The Beloit Community Center, now closed to events, is in need of extensive renovations that could total as much as $1.5 million.
The Beloit Community Center, now closed to events, is in need of extensive renovations that could total as much as $1.5 million.

Debate over Beloit Community Center lands in wrong venue

Published 10:22pm Monday, October 14, 2013

The Beloit Community Center, on Alabama 22 between Orrville and Selma, is in dire need of repairs, but two groups that claim the same name can’t seem to agree on who owns the property.

Several Beloit community members attended the Dallas County Commission meeting Monday in an attempt to resolve the dispute.

“Every time we try to do something, he [Ed Braxter] comes around and tries to claim that he owns it,” Beloit Community Organization president Lee Sanders said after the meeting. “We are just trying to make it a better place for the community.”

Ed Braxter, who says he is the president of a separate Beloit Community Organization, said he owns the community center and will not rest until he receives the building’s keys.

“We have a right to the keys of the Beloit Center,” Braxter said during the commission meeting. “The job must be done to return the keys. We are willing to do whatever is necessary.”

Braxter and Sanders both said the center’s long history makes it a valuable community asset.

The Beloit Community Center was built in 1929 on a plot of land previously occupied by the Beloit Industrial Institute. Wisconsin missionaries founded the institute in 1888. It is recognized as the first Christian school for African-Americans in Dallas County.

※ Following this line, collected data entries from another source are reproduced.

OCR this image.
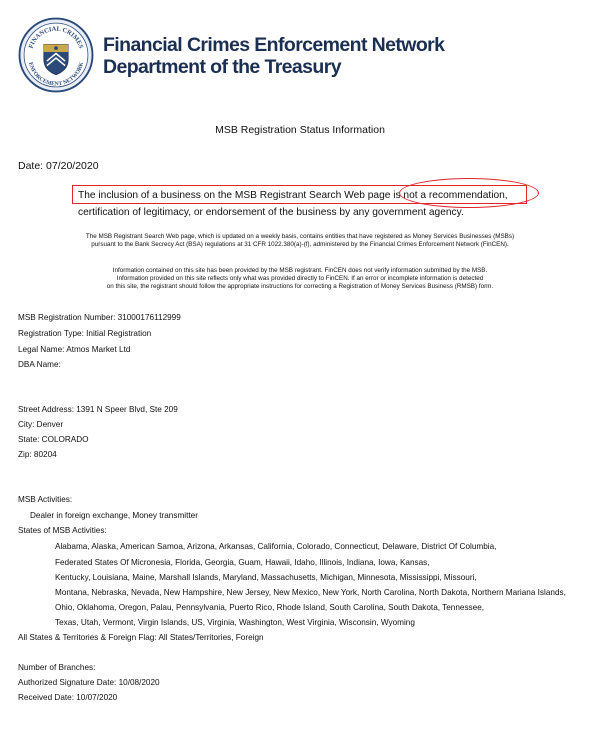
FINANCIAL CRIMES
ENFORCEMENT NETWORK
Financial Crimes Enforcement Network
Department of the Treasury
MSB Registration Status Information
Date: 07/20/2020
The inclusion of a business on the MSB Registrant Search Web page is not a recommendation,
certification of legitimacy, or endorsement of the business by any government agency.
The MSB Registrant Search Web page, which is updated on a weekly basis, contains entities that have registered as Money Services Businesses (MSBs)
pursuant to the Bank Secrecy Act (BSA) regulations at 31 CFR 1022.380(a)-(f), administered by the Financial Crimes Enforcement Network (FinCEN).
Information contained on this site has been provided by the MSB registrant. FinCEN does not verify information submitted by the MSB.
Information provided on this site reflects only what was provided directly to FinCEN. If an error or incomplete information is detected
on this site, the registrant should follow the appropriate instructions for correcting a Registration of Money Services Business (RMSB) form.
MSB Registration Number: 31000176112999
Registration Type: Initial Registration
Legal Name: Atmos Market Ltd
DBA Name:
Street Address: 1391 N Speer Blvd, Ste 209
City: Denver
State: COLORADO
Zip: 80204
MSB Activities:
Dealer in foreign exchange, Money transmitter
States of MSB Activities:
Alabama, Alaska, American Samoa, Arizona, Arkansas, California, Colorado, Connecticut, Delaware, District Of Columbia,
Federated States Of Micronesia, Florida, Georgia, Guam, Hawaii, Idaho, Illinois, Indiana, Iowa, Kansas,
Kentucky, Louisiana, Maine, Marshall Islands, Maryland, Massachusetts, Michigan, Minnesota, Mississippi, Missouri,
Montana, Nebraska, Nevada, New Hampshire, New Jersey, New Mexico, New York, North Carolina, North Dakota, Northern Mariana Islands,
Ohio, Oklahoma, Oregon, Palau, Pennsylvania, Puerto Rico, Rhode Island, South Carolina, South Dakota, Tennessee,
Texas, Utah, Vermont, Virgin Islands, US, Virginia, Washington, West Virginia, Wisconsin, Wyoming
All States & Territories & Foreign Flag: All States/Territories, Foreign
Number of Branches:
Authorized Signature Date: 10/08/2020
Received Date: 10/07/2020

After the institute closed in 1923, the Dallas County School Board operated the building until 1963. It was owned for a period of time by a private, painting company and in 1978 the Beloit Community Organization purchased the building for $11,000.

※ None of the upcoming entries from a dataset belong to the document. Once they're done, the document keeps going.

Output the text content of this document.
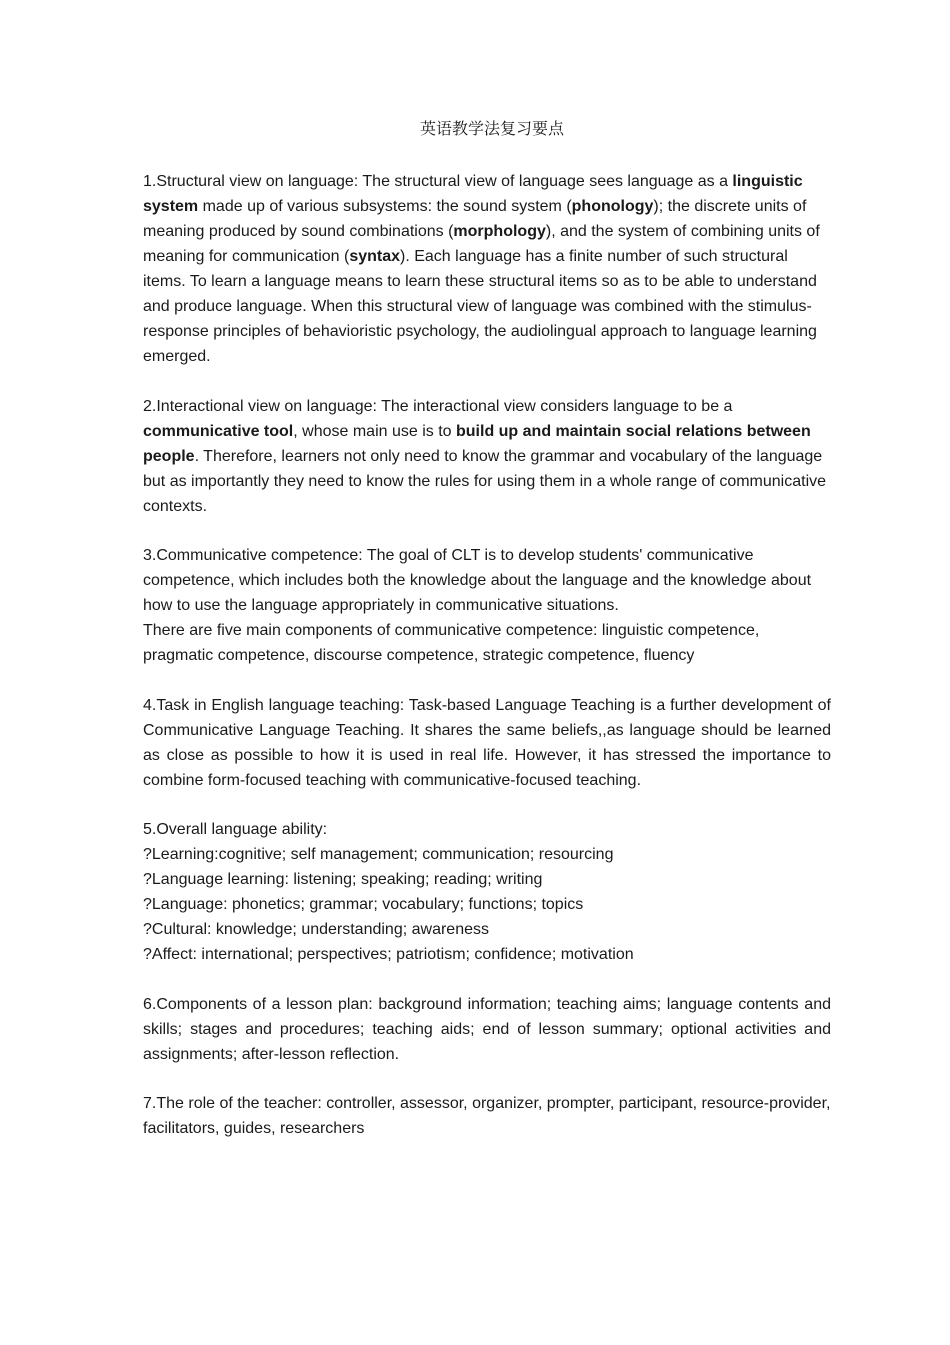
英语教学法复习要点

1.Structural view on language: The structural view of language sees language as a linguistic system made up of various subsystems: the sound system (phonology); the discrete units of meaning produced by sound combinations (morphology), and the system of combining units of meaning for communication (syntax). Each language has a finite number of such structural items. To learn a language means to learn these structural items so as to be able to understand and produce language. When this structural view of language was combined with the stimulus-response principles of behavioristic psychology, the audiolingual approach to language learning emerged.

2.Interactional view on language: The interactional view considers language to be a communicative tool, whose main use is to build up and maintain social relations between people. Therefore, learners not only need to know the grammar and vocabulary of the language but as importantly they need to know the rules for using them in a whole range of communicative contexts.

3.Communicative competence: The goal of CLT is to develop students' communicative competence, which includes both the knowledge about the language and the knowledge about how to use the language appropriately in communicative situations.

There are five main components of communicative competence: linguistic competence, pragmatic competence, discourse competence, strategic competence, fluency

4.Task in English language teaching: Task-based Language Teaching is a further development of Communicative Language Teaching. It shares the same beliefs,,as language should be learned as close as possible to how it is used in real life. However, it has stressed the importance to combine form-focused teaching with communicative-focused teaching.

5.Overall language ability:

?Learning:cognitive; self management; communication; resourcing

?Language learning: listening; speaking; reading; writing

?Language: phonetics; grammar; vocabulary; functions; topics

?Cultural: knowledge; understanding; awareness

?Affect: international; perspectives; patriotism; confidence; motivation

6.Components of a lesson plan: background information; teaching aims; language contents and skills; stages and procedures; teaching aids; end of lesson summary; optional activities and assignments; after-lesson reflection.

7.The role of the teacher: controller, assessor, organizer, prompter, participant, resource-provider, facilitators, guides, researchers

The building’s condition has deteriorated since the purchase. Sanders said some areas of the center’s flooring are beginning to fail. It also needs heating and air conditioning repairs.

In September, the building was closed until renovation funds are found.

Sander’s organization has received two bids to make the necessary renovations. One bid was for $600,000 and the other equaled $1.5 million.

Sanders said Braxter is stalling renovation efforts and local attorney John C. Calame said Braxter’s claim may not be legitimate.

“It appears that (Baxter) changed the name of his organization to match the organization listed on the deed,” Calame said after the meeting. “When the deed was done, it was intended to go to the community as a whole and not one organization.”

The deed lists Beloit Community Organization as the owner of the community center. Ownership is complicated because both groups claim the same name, Calame said. However, Braxter’s story differs slightly.

“One group of people, within the organization, came up with some ideas in 1993 or 1994, split off and formed the association,” Braxter said. “They just want to come in and fix some floors; they don’t have a long term goal. I see a longer term goal that is better for the community.”

Sanders said his group was formerly named the Beloit Community Association, but changed its name to prevent Braxter from interfering.

County commissioners expressed their support for a renovation, but Dallas County Probate Judge Kim Ballard advised both groups to settle the matter in court, not a public meeting.

“We want to help however we can,” Ballard said. “But this is not the place to settle this dispute. We don’t want to take sides.”